The water heater is probably the most underappreciated system in your home. Seriously – without your water heater, you don’t have any of these luxuries:
- Steamy showers
- Warm baths
- Sanitized dishes
- Clean towels and sheets
- Hot water, period.
Given the significance of the water heater, do you truly know much about it? We’re here to provide a couple things to keep in mind when it comes to servicing, maintaining, and replacing your water heater.
The typical lifespan of residential water heaters is 10-12 years.
Natural gas and electric water heaters will usually last about a decade before you need to think about replacing the water heater. If you are unsure how old your water heater is, the date the system was manufactured will be reflected in the serial number which you can find on the identification tag on the water heater tank.

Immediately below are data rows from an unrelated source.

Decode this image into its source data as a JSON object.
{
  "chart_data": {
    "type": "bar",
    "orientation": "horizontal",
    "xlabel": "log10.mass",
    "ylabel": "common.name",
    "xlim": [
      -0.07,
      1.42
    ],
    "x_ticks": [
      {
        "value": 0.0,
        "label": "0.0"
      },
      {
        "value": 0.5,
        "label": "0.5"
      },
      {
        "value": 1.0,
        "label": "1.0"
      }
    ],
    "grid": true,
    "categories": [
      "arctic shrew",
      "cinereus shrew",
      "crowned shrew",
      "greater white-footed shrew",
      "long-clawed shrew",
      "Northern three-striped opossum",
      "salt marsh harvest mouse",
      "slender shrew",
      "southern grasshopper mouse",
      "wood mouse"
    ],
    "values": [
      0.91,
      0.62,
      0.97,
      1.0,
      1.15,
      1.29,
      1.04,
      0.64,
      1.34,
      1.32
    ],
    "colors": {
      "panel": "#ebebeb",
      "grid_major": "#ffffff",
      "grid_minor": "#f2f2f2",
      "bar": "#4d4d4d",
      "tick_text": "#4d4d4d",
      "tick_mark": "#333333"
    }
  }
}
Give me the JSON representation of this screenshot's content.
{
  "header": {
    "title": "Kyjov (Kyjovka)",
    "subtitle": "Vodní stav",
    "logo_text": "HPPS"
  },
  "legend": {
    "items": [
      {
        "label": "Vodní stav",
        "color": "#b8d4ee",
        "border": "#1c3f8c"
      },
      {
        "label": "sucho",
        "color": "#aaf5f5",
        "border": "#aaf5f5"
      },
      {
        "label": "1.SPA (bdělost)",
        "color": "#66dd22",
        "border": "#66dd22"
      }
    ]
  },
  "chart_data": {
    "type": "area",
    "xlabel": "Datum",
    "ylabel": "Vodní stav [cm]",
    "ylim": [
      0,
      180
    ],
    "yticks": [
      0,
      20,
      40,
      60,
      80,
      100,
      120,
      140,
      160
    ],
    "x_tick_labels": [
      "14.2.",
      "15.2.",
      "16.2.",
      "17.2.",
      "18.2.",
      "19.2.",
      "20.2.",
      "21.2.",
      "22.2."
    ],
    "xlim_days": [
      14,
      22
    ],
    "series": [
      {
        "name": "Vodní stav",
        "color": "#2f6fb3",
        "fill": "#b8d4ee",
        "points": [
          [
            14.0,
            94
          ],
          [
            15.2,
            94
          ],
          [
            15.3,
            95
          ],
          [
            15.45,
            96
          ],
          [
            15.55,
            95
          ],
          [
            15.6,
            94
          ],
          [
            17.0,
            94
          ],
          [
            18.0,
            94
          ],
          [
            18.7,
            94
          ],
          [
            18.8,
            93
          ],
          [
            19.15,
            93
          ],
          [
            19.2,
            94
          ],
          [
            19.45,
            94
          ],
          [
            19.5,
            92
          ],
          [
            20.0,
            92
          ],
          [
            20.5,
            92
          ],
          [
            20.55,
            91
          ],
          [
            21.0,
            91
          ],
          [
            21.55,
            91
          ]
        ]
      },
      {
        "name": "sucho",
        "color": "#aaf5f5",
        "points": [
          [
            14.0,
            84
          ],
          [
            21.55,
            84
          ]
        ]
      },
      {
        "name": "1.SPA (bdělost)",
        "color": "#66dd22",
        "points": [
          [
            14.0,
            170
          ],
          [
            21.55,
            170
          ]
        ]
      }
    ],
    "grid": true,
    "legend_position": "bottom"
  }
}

Aging water heaters are nothing to ignore. A water heater that is 10 years or older is at more risk of springing a leak and causing water damage to your home. If your water heater is in your attic or above the first floor, the chance of catastrophic damage rises. Be sure you have your water heater maintenance annually to avoid any leaks from damaging your home.
The most usual breakdown of residential water heaters that will need replacement is a leaking tank.
It is highly recommended to have your plumber install the water heater in a drain pan with piping that lets the pan to drain to the outside of your home and minimize the possibility of water damage. Each water heater should have a working and reachable cut-off valve on the inlet water supply to the tank, and a ball-type valve on the gas supply. For electric water heaters, an electrical shut off should be located nearby.
If a water heater is “undersized,” particularly a gas water heater, the system will breakdown in a shorter time span.
When a gas water heater is consistently emptied of hot water due to heavy hot water usage, the gas burner discharges more often which can produce heavy condensation on the outside of the tank. The condensation can result in more rapid decomposition of the steel tank. Also, the exceptional heat from the gas burner on the underside of the water heater tank can also cause damage to the glass lining on the inside of the tank, which decreases the lifespan of the water heater.
Water Heater sizing is a significant replacement factor.
The water supply creates pressure for all water heaters, and as water is heated, it grows creating even more pressure. When considering replacement of a water heater, it’s typically better to go with a bigger 50 gallon tank, rather than a 30 or 40 gallon tank, presuming the location will accept the larger size. The larger tank will also provide you more hot water capacity.